Many of these same protesting colonists, our Founding Fathers, maintained their same concern about an all-too-powerful federal government, and wrote a Constitution that permitted only the House -- the direct representatives of the American people -- to raise taxes or revenues. In a nation that valued freedom over the power of the state, it was supposed to be a big deal to raise taxes.
It still is, and it still should be. But for some in Washington, raising taxes is seen as no big deal.
With the passage of the "fiscal cliff deal" last month (which I opposed), 77 percent of all American households saw taxes on their incomes increase. Paychecks shrank for all workers as the Social Security tax holiday was not renewed. And, for many family farms and other small businesses, the president's tax increase agenda will hamper their abilities to hire new employees, invest in equipment, and pay for employees' health care. For the so-called tax on the rich pushed by Obama will trap many a Main Street business here in Kansas -- taxing more of their incomes now and more of their estates later.
This February marks the 100th anniversary of the ratification of the 16th Amendment, which allowed Congress to tax individual income directly. Except during the Civil War -- when an income tax was levied to pay for Union efforts -- taxes were not imposed on wages and earnings. In fact, prior to the 1913 Amendment, a flat income tax had not passed constitutional muster.
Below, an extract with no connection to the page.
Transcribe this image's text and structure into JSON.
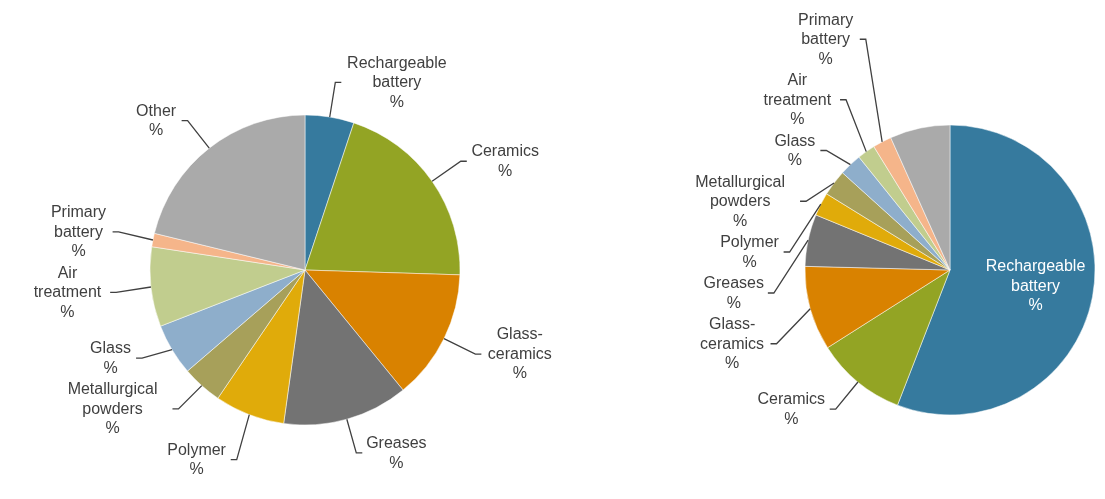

While it is unlikely that the 16th Amendment will be abandoned, there is no reason why we have to continue suffering under the current complicated and convoluted system. When it takes Americans more than six billion hours to prepare their taxes and at a cost to them of $168 billion, we have a problem. A tax code with four million words is destructive and full of danger: The complexity has negative economic impacts, is ripe for political favoritism and cronyism, and even an unintentional mistake may invite penalties and fines.
We can and must simplify the tax code to make it fairer, flatter, and smarter. Doing so not only lessens the burden on individuals, families and businesses, but might also address the challenges we have with revenue shortfalls. Make no mistake, the problem in Washington is still that we spend too much. But cleaning up a messy web of deductions, credits, exemptions -- and reducing the rates -- would certainly create a pro-growth economic environment that benefits everyone, not just large businesses like GE or billionaires such as Warren Buffett who can afford legions of lawyers and accountants to avoid taxes other Americans must pay.
Rep. Tim Huelskamp, R-Fowler and Hutchinson, represents the First District of Kansas. He serves on the House Small Business and Veterans' Affairs committees.